De toute façon, je ne me risquerais pas à dire qu'il y a une tendance générale vers la brièveté et la fragmentation (caractéristiques que la presse utilise pour décrire les « mutants » espagnols parce qu'elles sont faciles et évidentes alors qu'en fait, elles ne sont pas pertinentes pour opérer des distinctions), d'autant plus que nos éditeurs détestent les livres trop longs (Providence était encore plus long avant publication…) parce qu'ils sont convaincus qu'ils sont très difficiles à vendre (je parle, bien sûr, des éditeurs « littéraires » et pas de ceux de bestsellers).
Il ne faut de toute façon pas confondre le complexe et le difficile ou le désordonné (ils ne sont pas incompatibles, mais ce n'est pas la même chose). De fait, l'étude de la complexité nous démontre qu'elle provoque beaucoup de choses qui arrivent avec une (apparente) facilité. Si l'ordre émerge spontanément du chaos, tant l'ordre que le chaos sont des aspects des systèmes complexes. Ce que la théorie des systèmes complexes nous enseigne, c'est l'impossibilité de prédire des trajectoires a priori, ce qui ne veut pas dire qu'elles n'existent pas ou qu'elles ne peuvent pas être simple ou qu'elles ne sont pas une manifestation de la complexité. Ce qui se passe, c'est que, culturellement, il existe une forte tendance à se reposer sur des ordres qui ont eu lieu dans le passé, ce qui explique que les gens préfèrent souvent une fiction conventionnelle et une vie qui puisse être racontée en ces termes, et tout ce qui en sort est vu comme une excentricité. Moi, je suis partisan de l'excentricité.
Personnellement, en matière de fiction, ce qui m'intéresse, ce sont les moments où l'ordre surgit du chaos ou bien ceux où l'ordre se dissout dans le chaos. C'est pour ça que mes romans ne sont ni des fictions conventionnelles ni effrontément anti-narratifs. Par exemple, le roman que je suis en train d'écrire commence sur des citations de deux économistes [1] [2] et d'un biologiste de la complexité [3]. La dernière de ces citations exprime bien ce qu'est, selon moi, la littérature mutante. Stuart Kauffmann explique que même si le futur ne peut être prévu, les circonstances actuelles d'un système fournissent un cadre pour l'apparition « d'adjacents possibles », des états du système qui, bien qu'ils ne soient pas prévisibles, bien qu'ils ne doivent pas arriver nécessairement, ne sont ni impossibles, ni invraisemblables. Les mutations ne donnent pas lieu à des êtres forts différents de ceux qui les précèdent, ni à des changements de structure. Ainsi, le roman contemporain tel que je le conçois est celui qui sait montrer et examiner ces parties de la réalité que nous n'avons pas encore totalement reconnues comme telles.

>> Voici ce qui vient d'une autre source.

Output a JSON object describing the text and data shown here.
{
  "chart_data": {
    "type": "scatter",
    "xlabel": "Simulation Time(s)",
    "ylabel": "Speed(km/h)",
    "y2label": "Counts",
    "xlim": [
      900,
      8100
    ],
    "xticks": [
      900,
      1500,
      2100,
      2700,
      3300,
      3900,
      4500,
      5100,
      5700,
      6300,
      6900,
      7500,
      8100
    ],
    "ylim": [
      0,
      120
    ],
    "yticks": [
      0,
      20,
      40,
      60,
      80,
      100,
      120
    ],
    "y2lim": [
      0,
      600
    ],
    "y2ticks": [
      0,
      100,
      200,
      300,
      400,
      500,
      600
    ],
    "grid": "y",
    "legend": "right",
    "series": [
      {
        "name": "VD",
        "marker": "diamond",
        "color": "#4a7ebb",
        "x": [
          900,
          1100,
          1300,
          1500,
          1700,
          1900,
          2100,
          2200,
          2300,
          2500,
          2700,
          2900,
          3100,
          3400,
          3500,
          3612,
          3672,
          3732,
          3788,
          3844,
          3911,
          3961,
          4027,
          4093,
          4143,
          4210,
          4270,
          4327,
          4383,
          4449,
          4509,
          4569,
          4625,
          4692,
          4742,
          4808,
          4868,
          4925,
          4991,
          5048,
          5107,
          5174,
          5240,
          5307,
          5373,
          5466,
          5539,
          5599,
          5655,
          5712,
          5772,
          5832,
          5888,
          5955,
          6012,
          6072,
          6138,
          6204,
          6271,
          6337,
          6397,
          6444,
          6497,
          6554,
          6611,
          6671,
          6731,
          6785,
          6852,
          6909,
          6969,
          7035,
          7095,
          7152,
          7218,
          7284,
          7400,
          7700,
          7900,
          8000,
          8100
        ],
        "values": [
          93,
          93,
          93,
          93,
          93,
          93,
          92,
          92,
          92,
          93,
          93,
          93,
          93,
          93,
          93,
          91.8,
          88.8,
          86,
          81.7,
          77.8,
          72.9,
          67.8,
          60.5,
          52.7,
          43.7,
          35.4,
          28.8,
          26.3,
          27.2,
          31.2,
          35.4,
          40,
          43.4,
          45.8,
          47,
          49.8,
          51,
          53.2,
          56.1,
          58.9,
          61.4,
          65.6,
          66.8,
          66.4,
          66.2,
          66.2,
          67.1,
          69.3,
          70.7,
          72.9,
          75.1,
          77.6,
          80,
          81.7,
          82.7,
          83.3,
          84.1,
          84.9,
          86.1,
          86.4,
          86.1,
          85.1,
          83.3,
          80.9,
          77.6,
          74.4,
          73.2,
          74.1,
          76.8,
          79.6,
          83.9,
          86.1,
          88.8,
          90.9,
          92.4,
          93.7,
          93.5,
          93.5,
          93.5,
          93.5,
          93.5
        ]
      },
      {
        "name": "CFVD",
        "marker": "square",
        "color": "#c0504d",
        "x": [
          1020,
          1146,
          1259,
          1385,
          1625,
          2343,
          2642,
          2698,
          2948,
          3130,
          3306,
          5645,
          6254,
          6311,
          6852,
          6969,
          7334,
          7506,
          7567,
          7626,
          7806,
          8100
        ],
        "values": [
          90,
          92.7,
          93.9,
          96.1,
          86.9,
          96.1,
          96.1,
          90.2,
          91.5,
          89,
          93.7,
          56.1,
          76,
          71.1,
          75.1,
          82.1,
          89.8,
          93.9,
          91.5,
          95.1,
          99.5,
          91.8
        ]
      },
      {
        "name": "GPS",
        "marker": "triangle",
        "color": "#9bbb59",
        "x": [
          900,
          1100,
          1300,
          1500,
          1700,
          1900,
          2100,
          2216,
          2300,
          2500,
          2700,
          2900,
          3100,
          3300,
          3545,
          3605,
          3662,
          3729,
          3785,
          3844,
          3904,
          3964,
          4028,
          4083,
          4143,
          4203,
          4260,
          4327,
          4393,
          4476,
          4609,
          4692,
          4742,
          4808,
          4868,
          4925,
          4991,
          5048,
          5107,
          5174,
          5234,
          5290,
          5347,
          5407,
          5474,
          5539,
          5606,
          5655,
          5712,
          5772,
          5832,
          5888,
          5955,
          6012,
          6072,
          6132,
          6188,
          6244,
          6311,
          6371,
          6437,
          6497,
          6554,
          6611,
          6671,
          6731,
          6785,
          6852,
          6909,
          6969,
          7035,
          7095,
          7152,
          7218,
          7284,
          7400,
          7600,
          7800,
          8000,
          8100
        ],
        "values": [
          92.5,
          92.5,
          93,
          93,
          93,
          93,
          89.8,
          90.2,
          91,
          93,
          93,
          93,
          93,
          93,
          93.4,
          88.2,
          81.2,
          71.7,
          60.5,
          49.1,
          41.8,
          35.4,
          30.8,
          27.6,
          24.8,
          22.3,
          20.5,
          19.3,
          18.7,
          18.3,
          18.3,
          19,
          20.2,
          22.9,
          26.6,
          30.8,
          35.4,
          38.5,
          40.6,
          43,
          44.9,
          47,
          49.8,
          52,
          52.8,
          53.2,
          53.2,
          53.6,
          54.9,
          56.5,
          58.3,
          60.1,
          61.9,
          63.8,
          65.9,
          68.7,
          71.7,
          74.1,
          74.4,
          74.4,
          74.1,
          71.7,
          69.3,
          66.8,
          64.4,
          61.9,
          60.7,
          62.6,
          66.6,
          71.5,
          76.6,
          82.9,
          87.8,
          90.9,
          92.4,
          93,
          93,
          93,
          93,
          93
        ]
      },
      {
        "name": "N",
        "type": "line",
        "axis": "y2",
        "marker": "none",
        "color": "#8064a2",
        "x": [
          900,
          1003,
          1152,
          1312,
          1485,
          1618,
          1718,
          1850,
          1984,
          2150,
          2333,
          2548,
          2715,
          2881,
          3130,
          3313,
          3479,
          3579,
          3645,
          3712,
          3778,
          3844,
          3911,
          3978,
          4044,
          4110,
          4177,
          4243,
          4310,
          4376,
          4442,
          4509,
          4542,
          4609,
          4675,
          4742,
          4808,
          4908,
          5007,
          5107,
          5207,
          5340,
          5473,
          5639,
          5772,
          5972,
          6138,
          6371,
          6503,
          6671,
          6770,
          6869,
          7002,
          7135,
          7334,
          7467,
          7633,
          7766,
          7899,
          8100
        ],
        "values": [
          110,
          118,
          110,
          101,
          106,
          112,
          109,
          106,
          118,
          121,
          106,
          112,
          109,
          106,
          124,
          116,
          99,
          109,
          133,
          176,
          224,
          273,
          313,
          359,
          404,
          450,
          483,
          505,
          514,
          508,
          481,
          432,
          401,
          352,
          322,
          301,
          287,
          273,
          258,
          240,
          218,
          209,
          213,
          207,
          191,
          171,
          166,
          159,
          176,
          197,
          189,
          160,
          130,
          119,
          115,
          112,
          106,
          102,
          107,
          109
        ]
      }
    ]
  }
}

[1] Hayek : « Ou, pour résumer ceci, il s'agit d'un problème de la connaissance, laquelle n'est donnée à personne dans sa totalité. »

[2] Nassim N. Taleb : « We love the tangible, the confirmation, the palpable, the real, the visible, the concrete, the known, the seen, the vivid, the visual, the social, the embedded, the emotional laden, the salient, the stereotypical, the moving, the theatrical, the romanced, the cosmetic, the official, the scholarly-sounding verbiage (bullshit), the pompous Gaussian economist, the mathematicized crap, the pomp, the Academie Française, Harvard Business School, the Nobel Prize, dark business suits with white shirts and Ferragamo ties, the moving discourse, and the lurid. Most of all we favor the narrated. »

[3] Stuart Kauffmann : « History enters the universe when the space of the possible is much larger than the space of the actual [...] Let me introduce the idea of the “adjacent possible” of the biosphere. Once there were lung fish, the swim bladder was in the adjacent possible of the biosphere. When there were no multi-celled organisms, the swim bladder was not in the adjacent possible of the biosphere. Then what appears to be true is that we cannot prestate the adjacent possible of the biosphere ».